The type 2 diabetes risk allele of TMEM154-rs6813195 associates with decreased beta cell function in a study of 6,486 Danes.

OBJECTIVES: A trans-ethnic meta-analysis of type 2 diabetes genome-wide association studies has identified seven novel susceptibility variants in or near TMEM154, SSR1/RREB1, FAF1, POU5F1/TCF19, LPP, ARL15 and ABCB9/MPHOSPH9. The aim of our study was to investigate associations between these novel risk variants and type 2 diabetes and pre-diabetic traits in a Danish population-based study with measurements of plasma glucose and serum insulin after an oral glucose tolerance test in order to elaborate on the physiological impact of the variants.

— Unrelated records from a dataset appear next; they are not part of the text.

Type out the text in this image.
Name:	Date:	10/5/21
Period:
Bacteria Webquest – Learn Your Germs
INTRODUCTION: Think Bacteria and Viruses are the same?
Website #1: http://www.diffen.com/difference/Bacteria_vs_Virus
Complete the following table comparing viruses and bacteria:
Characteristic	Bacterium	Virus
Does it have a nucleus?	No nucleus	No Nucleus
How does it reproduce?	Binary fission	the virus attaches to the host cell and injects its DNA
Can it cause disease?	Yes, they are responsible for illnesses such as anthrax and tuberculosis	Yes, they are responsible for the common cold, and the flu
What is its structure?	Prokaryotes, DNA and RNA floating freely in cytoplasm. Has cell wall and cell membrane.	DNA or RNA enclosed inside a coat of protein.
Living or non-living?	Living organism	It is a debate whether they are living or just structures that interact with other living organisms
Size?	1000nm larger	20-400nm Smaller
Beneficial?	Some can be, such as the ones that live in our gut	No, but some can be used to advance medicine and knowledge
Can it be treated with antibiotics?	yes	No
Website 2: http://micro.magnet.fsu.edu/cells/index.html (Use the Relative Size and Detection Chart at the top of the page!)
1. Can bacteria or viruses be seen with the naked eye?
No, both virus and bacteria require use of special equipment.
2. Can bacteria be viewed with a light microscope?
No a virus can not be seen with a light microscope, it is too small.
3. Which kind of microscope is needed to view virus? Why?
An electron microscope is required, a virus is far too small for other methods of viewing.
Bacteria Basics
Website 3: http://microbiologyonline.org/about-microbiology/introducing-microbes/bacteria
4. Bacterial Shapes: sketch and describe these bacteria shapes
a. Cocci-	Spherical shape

METHODS: Case-control analyses were performed in up to 5,777 patients with type 2 diabetes and 7,956 individuals with normal fasting glucose levels. Quantitative trait analyses were performed in up to 5,744 Inter99 participants naïve to glucose-lowering medication. Significant associations between TMEM154-rs6813195 and the beta cell measures insulinogenic index and disposition index and between FAF1-rs17106184 and 2-hour serum insulin levels were selected for further investigation in additional Danish studies and results were combined in meta-analyses including up to 6,486 Danes. RESULTS: We confirmed associations with type 2 diabetes for five of the seven SNPs (TMEM154-rs6813195, FAF1-rs17106184, POU5F1/TCF19-rs3130501, ARL15-rs702634 and ABCB9/MPHOSPH9-rs4275659). The type 2 diabetes risk C-allele of TMEM154-rs6813195 associated with decreased disposition index (n=5,181, ß=-0.042, p=0.012) and insulinogenic index (n=5,181, ß=-0.032, p=0.043) in Inter99 and these associations remained significant in meta-analyses including four additional Danish studies (disposition index n=6,486, ß=-0.042, p=0.0044; and insulinogenic index n=6,486, ß=-0.037, p=0.0094). The type 2 diabetes risk G-allele of FAF1-rs17106184 associated with increased levels of 2-hour serum insulin (n=5,547, ß=0.055, p=0.017) in Inter99 and also when combining effects with three additional Danish studies (n=6,260, ß=0.062, p=0.0040). CONCLUSION: Studies of type 2 diabetes intermediary traits suggest the diabetogenic impact of the C-allele of TMEM154-rs6813195 is mediated through reduced beta cell function. The impact of the diabetes risk G-allele of FAF1-rs17106184 on increased 2-hour insulin levels is however unexplained.